Толкование путешествий. Россия и Америка в травелогах и интертекстах — страница 80 из 104

[776]. Хотя Набоков не доверял Шкловскому как критику, идея канонизации подходит для характеристики гибридного жанра набоковских романов. Они канонизируют биографию, возможно, самый популярный книжный жанр ХХ века. Но рассуждение Шкловского следует продолжить или, пожалуй, извратить. Набокову интересна не канонизация биографического письма, но его деконструкция.

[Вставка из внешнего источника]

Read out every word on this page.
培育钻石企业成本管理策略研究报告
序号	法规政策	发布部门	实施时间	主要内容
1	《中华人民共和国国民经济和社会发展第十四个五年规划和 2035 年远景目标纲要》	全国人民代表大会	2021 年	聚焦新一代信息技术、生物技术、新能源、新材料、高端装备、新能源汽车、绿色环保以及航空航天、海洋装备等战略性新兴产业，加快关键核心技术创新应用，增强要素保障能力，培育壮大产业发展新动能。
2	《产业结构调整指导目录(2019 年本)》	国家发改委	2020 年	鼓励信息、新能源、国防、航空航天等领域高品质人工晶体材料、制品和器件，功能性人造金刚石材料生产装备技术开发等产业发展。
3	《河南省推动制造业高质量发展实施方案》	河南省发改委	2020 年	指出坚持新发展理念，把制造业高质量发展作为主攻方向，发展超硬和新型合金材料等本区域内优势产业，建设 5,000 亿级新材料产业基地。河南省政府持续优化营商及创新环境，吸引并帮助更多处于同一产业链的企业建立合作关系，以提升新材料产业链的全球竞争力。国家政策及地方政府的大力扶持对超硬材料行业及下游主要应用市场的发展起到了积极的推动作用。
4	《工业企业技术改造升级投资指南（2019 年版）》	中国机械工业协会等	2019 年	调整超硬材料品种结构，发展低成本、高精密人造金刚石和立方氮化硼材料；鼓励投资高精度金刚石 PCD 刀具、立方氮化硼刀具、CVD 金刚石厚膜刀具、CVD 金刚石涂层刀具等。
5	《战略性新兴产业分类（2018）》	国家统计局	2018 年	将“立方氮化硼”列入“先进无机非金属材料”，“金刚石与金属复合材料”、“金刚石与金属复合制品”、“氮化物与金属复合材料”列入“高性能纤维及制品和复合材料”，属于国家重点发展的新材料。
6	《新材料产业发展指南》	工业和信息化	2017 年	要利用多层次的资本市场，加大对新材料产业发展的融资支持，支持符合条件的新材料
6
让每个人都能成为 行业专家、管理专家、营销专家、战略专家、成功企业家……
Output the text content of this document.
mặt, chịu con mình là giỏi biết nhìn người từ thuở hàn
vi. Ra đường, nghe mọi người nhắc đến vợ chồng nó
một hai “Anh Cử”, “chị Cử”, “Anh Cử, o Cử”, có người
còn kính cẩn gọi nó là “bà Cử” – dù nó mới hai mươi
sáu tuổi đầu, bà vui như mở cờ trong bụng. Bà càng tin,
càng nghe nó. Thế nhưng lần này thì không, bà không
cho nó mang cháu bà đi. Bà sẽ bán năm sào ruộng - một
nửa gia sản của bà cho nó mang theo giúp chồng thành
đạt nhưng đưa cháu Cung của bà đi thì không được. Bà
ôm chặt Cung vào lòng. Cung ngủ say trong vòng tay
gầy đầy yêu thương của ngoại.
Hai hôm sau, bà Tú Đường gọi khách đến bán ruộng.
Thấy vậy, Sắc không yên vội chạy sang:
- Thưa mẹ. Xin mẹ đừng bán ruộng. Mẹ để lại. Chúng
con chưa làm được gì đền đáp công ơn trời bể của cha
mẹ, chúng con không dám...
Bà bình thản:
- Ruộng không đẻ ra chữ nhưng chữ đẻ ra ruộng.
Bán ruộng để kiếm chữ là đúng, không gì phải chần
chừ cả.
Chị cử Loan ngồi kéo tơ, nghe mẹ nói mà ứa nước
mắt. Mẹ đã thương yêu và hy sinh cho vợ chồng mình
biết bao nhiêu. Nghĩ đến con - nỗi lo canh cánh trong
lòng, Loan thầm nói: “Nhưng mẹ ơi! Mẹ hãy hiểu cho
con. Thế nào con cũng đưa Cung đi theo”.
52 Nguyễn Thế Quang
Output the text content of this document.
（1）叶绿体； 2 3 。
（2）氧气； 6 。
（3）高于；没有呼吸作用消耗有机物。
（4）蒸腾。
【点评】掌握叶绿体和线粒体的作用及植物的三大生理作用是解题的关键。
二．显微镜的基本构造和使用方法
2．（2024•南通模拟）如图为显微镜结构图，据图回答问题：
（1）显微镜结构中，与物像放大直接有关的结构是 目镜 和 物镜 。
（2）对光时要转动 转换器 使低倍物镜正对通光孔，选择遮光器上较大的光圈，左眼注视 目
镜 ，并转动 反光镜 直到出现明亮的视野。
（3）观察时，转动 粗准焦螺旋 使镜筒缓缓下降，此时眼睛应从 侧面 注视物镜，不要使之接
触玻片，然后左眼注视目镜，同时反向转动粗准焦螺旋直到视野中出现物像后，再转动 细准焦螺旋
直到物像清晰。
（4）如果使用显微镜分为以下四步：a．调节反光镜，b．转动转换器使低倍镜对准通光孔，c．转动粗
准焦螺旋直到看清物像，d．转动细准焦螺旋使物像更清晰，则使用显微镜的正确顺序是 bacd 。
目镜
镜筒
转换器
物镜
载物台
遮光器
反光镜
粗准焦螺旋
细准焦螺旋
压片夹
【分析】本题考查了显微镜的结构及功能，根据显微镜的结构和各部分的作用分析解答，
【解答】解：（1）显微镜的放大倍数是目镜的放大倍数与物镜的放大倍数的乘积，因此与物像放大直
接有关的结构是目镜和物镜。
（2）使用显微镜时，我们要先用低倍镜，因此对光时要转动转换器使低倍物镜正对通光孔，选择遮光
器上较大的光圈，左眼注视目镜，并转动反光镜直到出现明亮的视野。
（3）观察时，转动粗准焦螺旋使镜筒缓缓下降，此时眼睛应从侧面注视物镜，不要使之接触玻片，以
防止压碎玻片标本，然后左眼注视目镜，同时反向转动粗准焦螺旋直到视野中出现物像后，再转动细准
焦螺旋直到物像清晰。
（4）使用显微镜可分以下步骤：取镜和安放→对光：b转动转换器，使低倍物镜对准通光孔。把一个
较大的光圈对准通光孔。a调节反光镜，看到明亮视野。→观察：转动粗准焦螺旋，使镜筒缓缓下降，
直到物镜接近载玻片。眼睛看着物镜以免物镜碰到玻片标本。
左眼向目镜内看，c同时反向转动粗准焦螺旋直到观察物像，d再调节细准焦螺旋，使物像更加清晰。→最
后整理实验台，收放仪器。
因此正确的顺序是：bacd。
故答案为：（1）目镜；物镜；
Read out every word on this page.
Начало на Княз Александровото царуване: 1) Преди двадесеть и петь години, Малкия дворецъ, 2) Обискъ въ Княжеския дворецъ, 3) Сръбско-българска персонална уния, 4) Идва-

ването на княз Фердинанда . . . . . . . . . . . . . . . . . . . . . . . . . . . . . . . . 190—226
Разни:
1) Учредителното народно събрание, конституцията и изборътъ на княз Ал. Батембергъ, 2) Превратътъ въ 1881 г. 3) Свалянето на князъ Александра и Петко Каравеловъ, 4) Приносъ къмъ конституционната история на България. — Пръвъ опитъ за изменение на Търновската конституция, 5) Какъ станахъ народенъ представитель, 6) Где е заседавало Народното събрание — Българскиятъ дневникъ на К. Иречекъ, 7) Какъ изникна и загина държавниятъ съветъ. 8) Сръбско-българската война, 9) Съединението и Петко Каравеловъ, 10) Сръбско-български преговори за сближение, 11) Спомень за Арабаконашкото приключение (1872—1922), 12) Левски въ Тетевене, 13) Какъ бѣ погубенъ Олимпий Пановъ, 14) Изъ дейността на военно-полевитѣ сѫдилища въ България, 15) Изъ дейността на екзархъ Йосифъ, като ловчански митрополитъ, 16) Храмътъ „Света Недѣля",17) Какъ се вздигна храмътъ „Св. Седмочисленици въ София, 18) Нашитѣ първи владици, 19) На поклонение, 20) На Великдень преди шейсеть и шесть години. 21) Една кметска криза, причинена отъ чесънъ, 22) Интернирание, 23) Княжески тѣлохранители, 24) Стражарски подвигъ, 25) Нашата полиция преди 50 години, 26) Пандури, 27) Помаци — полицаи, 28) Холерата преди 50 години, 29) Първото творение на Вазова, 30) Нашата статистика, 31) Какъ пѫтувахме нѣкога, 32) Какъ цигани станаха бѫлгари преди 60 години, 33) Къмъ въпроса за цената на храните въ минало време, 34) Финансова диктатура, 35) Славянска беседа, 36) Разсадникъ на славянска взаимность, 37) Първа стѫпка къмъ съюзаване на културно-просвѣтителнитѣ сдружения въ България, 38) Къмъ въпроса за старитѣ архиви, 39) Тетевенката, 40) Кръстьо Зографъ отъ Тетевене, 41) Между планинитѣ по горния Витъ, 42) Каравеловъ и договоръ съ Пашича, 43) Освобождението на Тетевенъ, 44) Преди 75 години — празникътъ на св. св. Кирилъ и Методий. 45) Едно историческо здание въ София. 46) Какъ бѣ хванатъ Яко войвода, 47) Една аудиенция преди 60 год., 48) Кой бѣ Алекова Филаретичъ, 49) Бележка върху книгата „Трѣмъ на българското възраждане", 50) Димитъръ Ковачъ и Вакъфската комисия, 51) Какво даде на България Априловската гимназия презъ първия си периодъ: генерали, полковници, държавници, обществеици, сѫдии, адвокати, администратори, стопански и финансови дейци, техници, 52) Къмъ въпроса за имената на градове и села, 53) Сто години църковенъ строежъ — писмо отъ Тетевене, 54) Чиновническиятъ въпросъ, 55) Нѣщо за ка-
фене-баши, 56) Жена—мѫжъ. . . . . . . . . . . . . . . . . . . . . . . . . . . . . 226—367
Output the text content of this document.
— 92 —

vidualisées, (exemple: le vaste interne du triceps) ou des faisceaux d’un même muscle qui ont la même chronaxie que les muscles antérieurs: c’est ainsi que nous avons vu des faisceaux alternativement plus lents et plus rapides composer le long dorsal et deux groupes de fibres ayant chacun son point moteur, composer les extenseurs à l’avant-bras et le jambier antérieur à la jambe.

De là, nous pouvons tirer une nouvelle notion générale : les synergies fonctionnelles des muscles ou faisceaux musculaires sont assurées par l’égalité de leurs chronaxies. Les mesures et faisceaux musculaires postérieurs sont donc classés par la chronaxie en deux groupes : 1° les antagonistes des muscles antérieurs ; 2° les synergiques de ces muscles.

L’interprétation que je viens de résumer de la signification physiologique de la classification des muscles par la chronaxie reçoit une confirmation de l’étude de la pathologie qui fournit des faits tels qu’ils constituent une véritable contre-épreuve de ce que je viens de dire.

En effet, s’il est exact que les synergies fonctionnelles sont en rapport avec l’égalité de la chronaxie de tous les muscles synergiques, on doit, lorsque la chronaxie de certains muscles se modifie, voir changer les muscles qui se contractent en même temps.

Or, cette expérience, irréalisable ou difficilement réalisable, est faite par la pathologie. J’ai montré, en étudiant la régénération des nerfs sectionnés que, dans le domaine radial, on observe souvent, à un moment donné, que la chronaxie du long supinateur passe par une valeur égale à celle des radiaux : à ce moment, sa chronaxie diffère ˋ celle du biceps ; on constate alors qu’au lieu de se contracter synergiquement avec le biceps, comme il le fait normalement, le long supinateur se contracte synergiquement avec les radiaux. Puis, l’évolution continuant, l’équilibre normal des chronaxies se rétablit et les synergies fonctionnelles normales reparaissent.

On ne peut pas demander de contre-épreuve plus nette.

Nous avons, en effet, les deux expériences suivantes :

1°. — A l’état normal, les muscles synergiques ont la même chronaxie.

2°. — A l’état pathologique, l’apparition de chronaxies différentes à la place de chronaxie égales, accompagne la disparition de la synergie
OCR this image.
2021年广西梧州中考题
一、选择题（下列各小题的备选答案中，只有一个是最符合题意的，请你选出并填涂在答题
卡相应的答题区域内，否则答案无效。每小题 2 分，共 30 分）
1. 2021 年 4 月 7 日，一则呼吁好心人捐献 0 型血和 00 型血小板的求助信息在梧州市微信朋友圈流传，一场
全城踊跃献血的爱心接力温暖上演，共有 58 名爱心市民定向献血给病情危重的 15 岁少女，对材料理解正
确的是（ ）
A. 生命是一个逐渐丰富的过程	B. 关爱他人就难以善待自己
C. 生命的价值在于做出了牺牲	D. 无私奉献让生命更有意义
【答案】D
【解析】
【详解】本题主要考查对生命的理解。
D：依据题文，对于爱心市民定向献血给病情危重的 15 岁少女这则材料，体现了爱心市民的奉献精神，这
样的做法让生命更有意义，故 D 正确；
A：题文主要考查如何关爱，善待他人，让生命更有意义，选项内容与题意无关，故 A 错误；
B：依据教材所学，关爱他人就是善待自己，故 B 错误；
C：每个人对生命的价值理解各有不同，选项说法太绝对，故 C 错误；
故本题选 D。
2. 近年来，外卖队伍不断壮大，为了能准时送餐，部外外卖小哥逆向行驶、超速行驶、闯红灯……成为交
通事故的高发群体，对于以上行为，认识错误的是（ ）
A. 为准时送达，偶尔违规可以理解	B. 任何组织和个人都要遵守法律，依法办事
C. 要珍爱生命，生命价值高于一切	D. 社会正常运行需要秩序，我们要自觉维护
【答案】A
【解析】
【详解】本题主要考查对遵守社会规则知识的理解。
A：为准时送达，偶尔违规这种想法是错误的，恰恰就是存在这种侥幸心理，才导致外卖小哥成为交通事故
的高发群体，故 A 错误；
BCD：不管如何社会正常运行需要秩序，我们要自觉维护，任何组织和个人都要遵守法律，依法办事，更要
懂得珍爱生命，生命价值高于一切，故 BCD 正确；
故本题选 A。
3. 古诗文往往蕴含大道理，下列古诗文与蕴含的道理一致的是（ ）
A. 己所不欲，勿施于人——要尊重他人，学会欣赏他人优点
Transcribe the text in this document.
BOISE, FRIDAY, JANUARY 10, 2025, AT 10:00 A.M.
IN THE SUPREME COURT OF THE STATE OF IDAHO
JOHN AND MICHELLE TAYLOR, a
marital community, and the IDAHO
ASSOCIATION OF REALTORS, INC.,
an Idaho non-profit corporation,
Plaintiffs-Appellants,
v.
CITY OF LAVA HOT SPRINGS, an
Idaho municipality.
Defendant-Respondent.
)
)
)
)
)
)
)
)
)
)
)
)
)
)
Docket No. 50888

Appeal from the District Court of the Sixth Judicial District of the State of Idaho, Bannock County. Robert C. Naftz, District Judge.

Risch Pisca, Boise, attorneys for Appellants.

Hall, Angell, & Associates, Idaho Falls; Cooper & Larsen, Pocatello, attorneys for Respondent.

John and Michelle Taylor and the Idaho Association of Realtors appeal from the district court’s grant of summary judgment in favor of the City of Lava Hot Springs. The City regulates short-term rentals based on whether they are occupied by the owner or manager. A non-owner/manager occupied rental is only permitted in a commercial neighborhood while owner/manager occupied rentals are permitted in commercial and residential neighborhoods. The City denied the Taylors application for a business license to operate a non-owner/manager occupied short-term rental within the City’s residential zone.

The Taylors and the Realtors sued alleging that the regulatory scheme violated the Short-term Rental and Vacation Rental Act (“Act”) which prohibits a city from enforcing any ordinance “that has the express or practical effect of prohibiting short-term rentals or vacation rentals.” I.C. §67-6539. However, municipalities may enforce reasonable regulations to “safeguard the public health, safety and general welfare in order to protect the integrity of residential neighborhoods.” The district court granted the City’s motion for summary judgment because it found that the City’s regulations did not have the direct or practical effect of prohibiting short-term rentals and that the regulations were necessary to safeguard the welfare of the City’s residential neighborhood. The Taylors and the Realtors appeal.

Прочтя стандартную биографию, мы узнаем о герое, но не знаем, кто написал о нем. Откуда он знает так много и какое ему было до этого дело? Если мы не знаем свидетеля, почему мы должны доверять свидетельству? Внутри самой правдивой биографии скрывается большая ложь, – ядро фикции в теле non-fiction. Вымышленные биографии, которые называются романами Набокова, построены наоборот: образ героя в них всякий раз менее достоверен, чем голос рассказчика.

В «Даре» писатель Набоков сочинил биографию писателя Годунова-Чердынцева, который в свою очередь сочиняет биографию писателя Чернышевского. В предисловии к «Дару», написанном много после его завершения, автор раскрывает один из его секретов: «Героиня не Зина, а русская литература ‹…›. В последней главе ‹…› намечается образ книги, которую Федор мечтает когда-нибудь написать: Дар». Федор все еще мечтает написать книгу, которая уже написана. Время и авторство подвергаются иронической разборке. Бесконечная цепь биографий – писатель пишет о писателе, который пишет о писателе, – сворачивается в кольцо.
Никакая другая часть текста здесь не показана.